De moins en moins d'étrangers tombent amoureux du style twitter et de la propagande du régime congolais qui tente de diriger le pays avec des slogans creux. Dans cette affaire, Kagame est accusé d'avoir prétendu au Bénin que les deux Kivus étaient en fait des territoires rwandais, mais tout le monde sait que c'est faux. En ajoutant des gouttes de carburant comme celle-ci sur le feu déjà dur, Muyaya voulait juste augmenter les enjeux de sa bulle hypocondriaque.
M-23
Le M-23 a montré sa bonne volonté en acceptant de se retirer de certaines régions. Ces régions pourraient être d'une moindre valeur stratégique pour eux et les hommes de Makenga pourraient encore être présents dans les collines environnantes pour intervenir si les FARDC ou les FDLR rompent les accords en cours ou si l’EACRF ne parvient pas à garder les FARDC hors de leurs zones tampons. Les rebelles ne sont pas des ânes et un âne ne se heurte jamais au même rocher 3 fois de suite : leurs revendications n'ont pas été respectées lorsque Laurent Nkunda a enterré sa hache, en 2013 elles ont été à nouveau bafouées lorsque Makenga a accepté de se retirer. Nous sommes presque les seuls dans cette position-là. Nous l'avons déjà bien expliqué dans nos précédents articles. Un éventuel retrait de l'EAF avec les FARDC essayant de se déplacer dans ces zones entraînerait automatiquement une guerre ouverte. Les FARDC seraient complètement expulsées de la province du Nord-Kivu. Les troupes angolaises sur place ne seraient pas en mesure d'y mettre un terme : il n'y a pas un seul soldat du M-23 qui ne soit au courant de la trahison de l`Angola quand les troupes du RCD et l'armée rwandaise et le RCD qui ont marché sur Kinshasa depuis Kitona, il y a des années.
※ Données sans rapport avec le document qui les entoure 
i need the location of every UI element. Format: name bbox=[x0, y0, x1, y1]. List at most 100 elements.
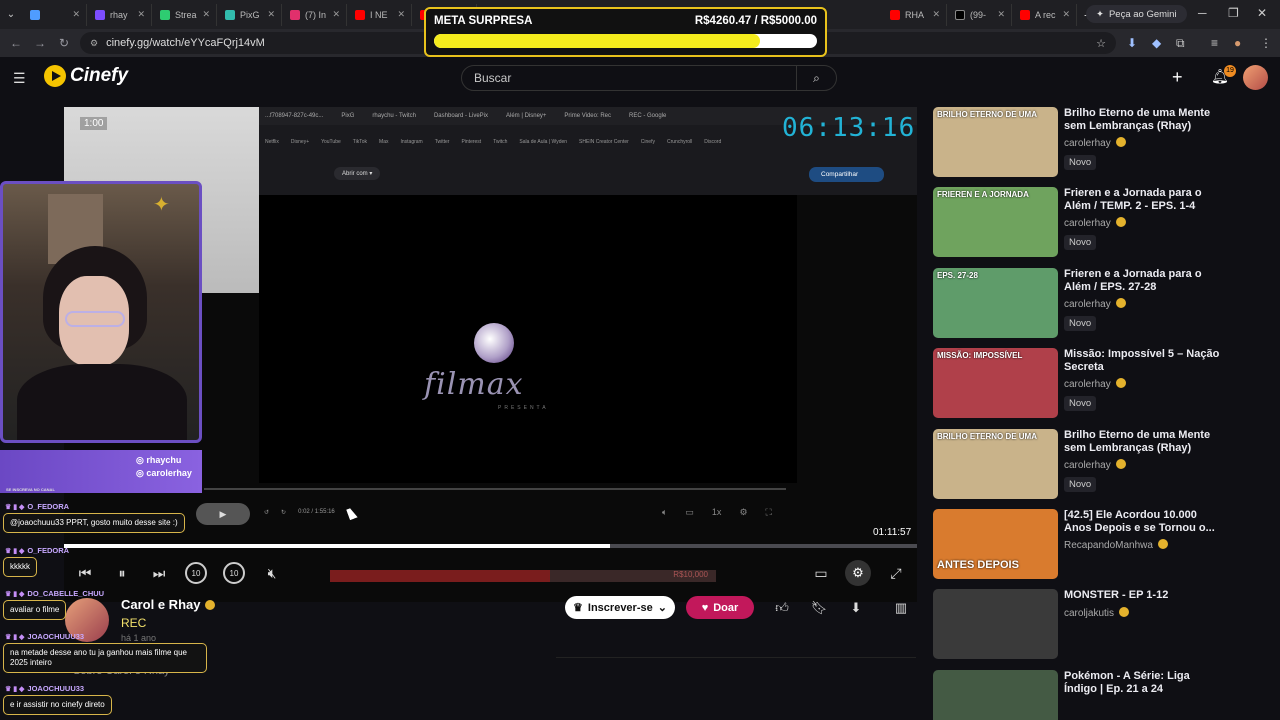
chat-message: avaliar o filme bbox=[3, 600, 67, 620]
browser-tab[interactable]: ✕ bbox=[24, 3, 87, 26]
mute-icon[interactable]: 🔇︎ bbox=[259, 560, 285, 586]
close-tab-icon[interactable]: ✕ bbox=[1062, 9, 1070, 20]
close-tab-icon[interactable]: ✕ bbox=[397, 9, 405, 20]
video-duration: 01:11:57 bbox=[873, 527, 912, 538]
webcam-timer: 1:00 bbox=[80, 117, 108, 130]
like-icon[interactable]: 👍︎ bbox=[770, 597, 794, 619]
gemini-button[interactable]: ✦ Peça ao Gemini bbox=[1086, 5, 1187, 23]
save-bookmark-icon[interactable]: 🔖︎ bbox=[807, 597, 831, 619]
browser-tab[interactable]: rhay ✕ bbox=[89, 3, 152, 26]
profile-icon[interactable]: ● bbox=[1234, 36, 1241, 50]
browser-tab[interactable]: Strea ✕ bbox=[154, 3, 217, 26]
rewind-10-icon[interactable]: 10 bbox=[185, 562, 207, 584]
chat-username: ♛ ▮ ◆ O_FEDORA bbox=[5, 546, 70, 555]
browser-menu-icon[interactable]: ⋮ bbox=[1260, 36, 1272, 50]
search-input[interactable] bbox=[462, 66, 796, 90]
create-plus-icon[interactable]: + bbox=[1172, 67, 1183, 88]
video-thumbnail: BRILHO ETERNO DE UMA bbox=[933, 107, 1058, 177]
extension-icon[interactable]: ◆ bbox=[1152, 36, 1161, 50]
forward-10-icon[interactable]: 10 bbox=[223, 562, 245, 584]
chat-message: kkkkk bbox=[3, 557, 37, 577]
extensions-puzzle-icon[interactable]: ⧉ bbox=[1176, 36, 1185, 51]
verified-icon bbox=[1115, 378, 1126, 388]
fullscreen-icon[interactable]: ⤢ bbox=[883, 560, 909, 586]
search-bar: ⌕ bbox=[461, 65, 837, 91]
video-thumbnail bbox=[933, 589, 1058, 659]
cinefy-logo[interactable]: Cinefy bbox=[44, 65, 128, 87]
chat-badges-icon: ♛ ▮ ◆ bbox=[5, 633, 25, 641]
tab-favicon-icon bbox=[95, 9, 105, 20]
hamburger-menu-icon[interactable]: ☰ bbox=[13, 70, 27, 87]
chat-username: ♛ ▮ ◆ O_FEDORA bbox=[5, 502, 70, 511]
close-tab-icon[interactable]: ✕ bbox=[267, 9, 275, 20]
maximize-window-button[interactable]: ❐ bbox=[1228, 6, 1239, 20]
settings-gear-icon[interactable]: ⚙ bbox=[845, 560, 871, 586]
close-tab-icon[interactable]: ✕ bbox=[202, 9, 210, 20]
recommended-video[interactable]: BRILHO ETERNO DE UMA Brilho Eterno de um… bbox=[933, 107, 1263, 179]
inner-play-icon: ▶ bbox=[196, 503, 250, 525]
user-avatar[interactable] bbox=[1243, 65, 1268, 90]
recommended-video[interactable]: Pokémon - A Série: Liga Índigo | Ep. 21 … bbox=[933, 670, 1263, 720]
chat-username: ♛ ▮ ◆ JOAOCHUUU33 bbox=[5, 684, 85, 693]
goal-amount: R$4260.47 / R$5000.00 bbox=[694, 15, 817, 27]
browser-tab[interactable]: (7) In ✕ bbox=[284, 3, 347, 26]
inner-speed: 1x bbox=[711, 507, 722, 517]
close-window-button[interactable]: ✕ bbox=[1257, 6, 1267, 20]
browser-tab[interactable]: I NE ✕ bbox=[349, 3, 412, 26]
verified-icon bbox=[205, 600, 216, 610]
forward-icon[interactable]: → bbox=[28, 36, 52, 50]
search-icon[interactable]: ⌕ bbox=[796, 66, 836, 90]
video-thumbnail: FRIEREN E A JORNADA bbox=[933, 187, 1058, 257]
browser-tab[interactable]: RHA ✕ bbox=[884, 3, 947, 26]
new-badge: Novo bbox=[1064, 316, 1097, 331]
streamer-glasses bbox=[65, 311, 125, 327]
close-tab-icon[interactable]: ✕ bbox=[137, 9, 145, 20]
close-tab-icon[interactable]: ✕ bbox=[72, 9, 80, 20]
reload-icon[interactable]: ↻ bbox=[52, 36, 76, 50]
download-extension-icon[interactable]: ⬇ bbox=[1127, 36, 1137, 50]
inner-settings-icon: ⚙ bbox=[739, 507, 748, 517]
recommended-video[interactable]: MISSÃO: IMPOSSÍVEL Missão: Impossível 5 … bbox=[933, 348, 1263, 420]
new-badge: Novo bbox=[1064, 477, 1097, 492]
donate-button[interactable]: ♥ Doar bbox=[686, 596, 754, 619]
recommended-video[interactable]: EPS. 27-28 Frieren e a Jornada para o Al… bbox=[933, 268, 1263, 340]
recommended-video[interactable]: ANTES DEPOIS [42.5] Ele Acordou 10.000 A… bbox=[933, 509, 1263, 581]
sidebar-toggle-icon[interactable]: ▥ bbox=[889, 597, 913, 619]
channel-name[interactable]: Carol e Rhay bbox=[121, 597, 216, 612]
browser-tab[interactable]: A rec ✕ bbox=[1014, 3, 1077, 26]
bookmark-star-icon[interactable]: ☆ bbox=[1096, 37, 1106, 50]
chat-username: ♛ ▮ ◆ DO_CABELLE_CHUU bbox=[5, 589, 105, 598]
compartilhar-button: Compartilhar bbox=[809, 167, 884, 182]
recommended-video[interactable]: MONSTER - EP 1-12 caroljakutis bbox=[933, 589, 1263, 661]
download-icon[interactable]: ⬇ bbox=[844, 597, 868, 619]
verified-icon bbox=[1119, 607, 1130, 617]
theater-mode-icon[interactable]: ▭ bbox=[808, 560, 834, 586]
chat-username: ♛ ▮ ◆ JOAOCHUUU33 bbox=[5, 632, 85, 641]
video-thumbnail: EPS. 27-28 bbox=[933, 268, 1058, 338]
divider bbox=[556, 657, 916, 658]
streamer-torso bbox=[17, 364, 187, 440]
tab-search-icon[interactable]: ⌄ bbox=[0, 4, 22, 26]
recommended-video[interactable]: FRIEREN E A JORNADA Frieren e a Jornada … bbox=[933, 187, 1263, 259]
video-thumbnail: ANTES DEPOIS bbox=[933, 509, 1058, 579]
close-tab-icon[interactable]: ✕ bbox=[332, 9, 340, 20]
filmax-logo-icon bbox=[474, 323, 514, 363]
inner-fullscreen-icon: ⛶ bbox=[765, 507, 772, 517]
star-decoration-icon: ✦ bbox=[153, 194, 170, 216]
streamer-webcam: ✦ bbox=[0, 181, 202, 443]
tab-groups-icon[interactable]: ≡ bbox=[1211, 36, 1218, 50]
back-icon[interactable]: ← bbox=[4, 36, 28, 50]
video-progress-bar[interactable] bbox=[64, 544, 917, 548]
recommended-video[interactable]: BRILHO ETERNO DE UMA Brilho Eterno de um… bbox=[933, 429, 1263, 501]
site-info-icon[interactable]: ⚙ bbox=[90, 38, 98, 49]
close-tab-icon[interactable]: ✕ bbox=[932, 9, 940, 20]
inner-forward-icon: ↻ bbox=[281, 510, 287, 516]
pause-icon[interactable]: ⏸ bbox=[109, 560, 135, 586]
next-icon[interactable]: ⏭ bbox=[146, 560, 172, 586]
browser-tab[interactable]: (99- ✕ bbox=[949, 3, 1012, 26]
browser-tab[interactable]: PixG ✕ bbox=[219, 3, 282, 26]
previous-icon[interactable]: ⏮ bbox=[72, 560, 98, 586]
subscribe-button[interactable]: ♛ Inscrever-se ⌄ bbox=[565, 596, 675, 619]
minimize-window-button[interactable]: ─ bbox=[1198, 6, 1207, 20]
close-tab-icon[interactable]: ✕ bbox=[997, 9, 1005, 20]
L'armée angolaise avait donné aux troupes du RCD-Goma qui avançaient la garantie de ne pas intervenir, mais elle avait changé d'avis lorsque ces troupes se trouvaient aux portes de Kinshasa. Probablement en échange de concessions pétrolières dans les eaux territoriales congolaises. Ces champs pétroliers congolais ont été exploités par l'Angola depuis des années maintenant après qu'un Laurent Kabila paniqué les ait vendus pour quelques cacahuètes à Dos Santos. Des centaines de soldats du RCD et du Rwanda sont morts, bombardés par des avions angolais. Au cas où les troupes angolaises pourraient s'engager dans des combats dans les Kivu, les RDF pourraient leur tourner le dos. Personne ne pourrait leur reprocher de ne pas intervenir pour les Angolais. Sur le plan logistique, l'armée angolaise baignerait dans la misère et la douleur et se retrouverait exactement dans la même situation que les troupes du RCD sur le chemin du retour à Matadi, il y a des années.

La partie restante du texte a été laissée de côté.